The case of Peruta v. California has been on the Court’s private conference list four times. At least four Justices must agree to accept an appeal, which in this instance is from a group of people from San Diego seeking to carry concealed weapons in public, in opposition to a decision from that county’s sheriff restricting that right.
For now, the Court hasn’t accepted the appeal or rejected the Peruta case outright. The petitioners see a broader Second Amendment issue at stake, and they point to conflicting rulings around the country about the “constitutional right to bear arms outside the home for self-defense in some manner.”
A divided Ninth Circuit Appeals Court, earlier meeting en banc in June 2016, upheld a decision by San Diego’s sheriff that the petitioners had to show “good cause” to carry concealed weapons in public places, citing the state’s gun laws.
That decision, said the Peruta legal team (led by veteran Court litigator Paul Clement), only added to the national debate about the issue. “In reaching that conclusion, the Ninth Circuit added to the sharp division among the lower courts over whether the Second Amendment allows ordinary, law-abiding citizens to be deprived of all means of carrying a handgun for self-defense,” Clement’s team argued in its petition to the Court, filed in January 2017.
The Peruta petitioners find fault with how the state law is defined and implemented. “Rather than defining ‘good cause,’ the State has delegated that task to each sheriff or police chief. Consistent with the concealed-carry regimes that govern in the vast majority of states, many sheriffs have reasonably (and constitutionally) concluded that an individual’s desire to carry a handgun for self-defense in case of confrontation qualifies as ‘good cause.’ And the State treats that policy judgment as a permissible interpretation of ‘good cause,’” they argue.
San Diego requires that concealed-carry applicants “demonstrate the specific situation that places them in danger and submit evidence of current incidents which documents their claim.” The result of that policy seemingly violates a broad Second Amendment right, the petitioners say. “The net effect of this restrictive interpretation of ‘good cause’ is that the typical law-abiding resident of San Diego County cannot obtain a concealed-carry license,” they conclude.
The state of California doesn’t want the Supreme Court to hear the appeal and it argues that the question actually before the Court is about “a specific right to carry a concealed handgun in public spaces in cities and towns, based only on a general desire for self-defense.”
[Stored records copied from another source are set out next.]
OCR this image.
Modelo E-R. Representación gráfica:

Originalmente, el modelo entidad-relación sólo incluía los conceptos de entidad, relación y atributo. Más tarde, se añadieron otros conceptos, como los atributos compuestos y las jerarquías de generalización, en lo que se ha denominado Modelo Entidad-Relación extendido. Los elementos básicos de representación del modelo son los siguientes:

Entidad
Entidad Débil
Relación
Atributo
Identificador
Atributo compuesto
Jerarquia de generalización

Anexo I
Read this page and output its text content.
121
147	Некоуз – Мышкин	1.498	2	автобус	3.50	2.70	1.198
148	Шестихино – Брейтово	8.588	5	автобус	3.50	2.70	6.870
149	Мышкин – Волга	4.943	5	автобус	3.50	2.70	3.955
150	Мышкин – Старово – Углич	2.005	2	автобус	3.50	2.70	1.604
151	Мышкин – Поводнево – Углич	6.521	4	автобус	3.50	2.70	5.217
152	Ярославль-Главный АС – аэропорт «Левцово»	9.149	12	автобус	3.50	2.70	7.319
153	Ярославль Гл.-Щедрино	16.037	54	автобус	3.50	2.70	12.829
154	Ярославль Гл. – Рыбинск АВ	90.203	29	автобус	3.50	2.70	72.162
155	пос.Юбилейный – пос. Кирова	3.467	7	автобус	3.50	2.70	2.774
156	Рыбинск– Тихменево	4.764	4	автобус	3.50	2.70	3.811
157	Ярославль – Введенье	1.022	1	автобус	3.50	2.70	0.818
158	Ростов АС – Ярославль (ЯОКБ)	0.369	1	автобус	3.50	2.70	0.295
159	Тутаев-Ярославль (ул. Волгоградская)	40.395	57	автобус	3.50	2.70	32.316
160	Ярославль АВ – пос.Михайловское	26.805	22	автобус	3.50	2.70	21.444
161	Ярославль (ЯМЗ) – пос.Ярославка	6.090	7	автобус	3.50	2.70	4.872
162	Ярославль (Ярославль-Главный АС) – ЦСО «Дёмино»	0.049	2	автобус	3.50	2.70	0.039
While agreeing with the Ninth Circuit’s en banc decision, the state also argues that the same question has been presented to the Supreme Court before without success. “This Court has previously denied review in three cases assessing similar state regulations on public carry. There is no reason for a different result here, especially while other courts continue to consider comparable issues. In the continued absence of any conflict, review in this case would be at best premature,” the state argues.
The Peruta case had been considered before three courts before the current appeal. Initially, a district court said that San Diego’s rationale for its good cause requirement didn’t violate the Second Amendment. A three-judge Ninth Circuit panel overturned that decision in a divided ruling, citing the Supreme Court’s Heller and McDonald decisions as indicating a right to self-defense wasn’t confined to a home.
The 7-4 Ninth Circuit majority en banc decision held that “that there is no Second Amendment right for members of the general public to carry concealed firearms in public.” The dissenting judges pointed to California’s law banning the opening carrying of firearms as an important factor. “The Sheriff’s refusal to issue concealed carry licenses to ordinary, law-abiding citizens was ‘tantamount to [a] complete ban on the Second Amendment right to bear arms outside the home for self-defense,’” they said.
If the Supreme Court takes the Peruta case, it would be one of the biggest cases of the next term, which starts in October.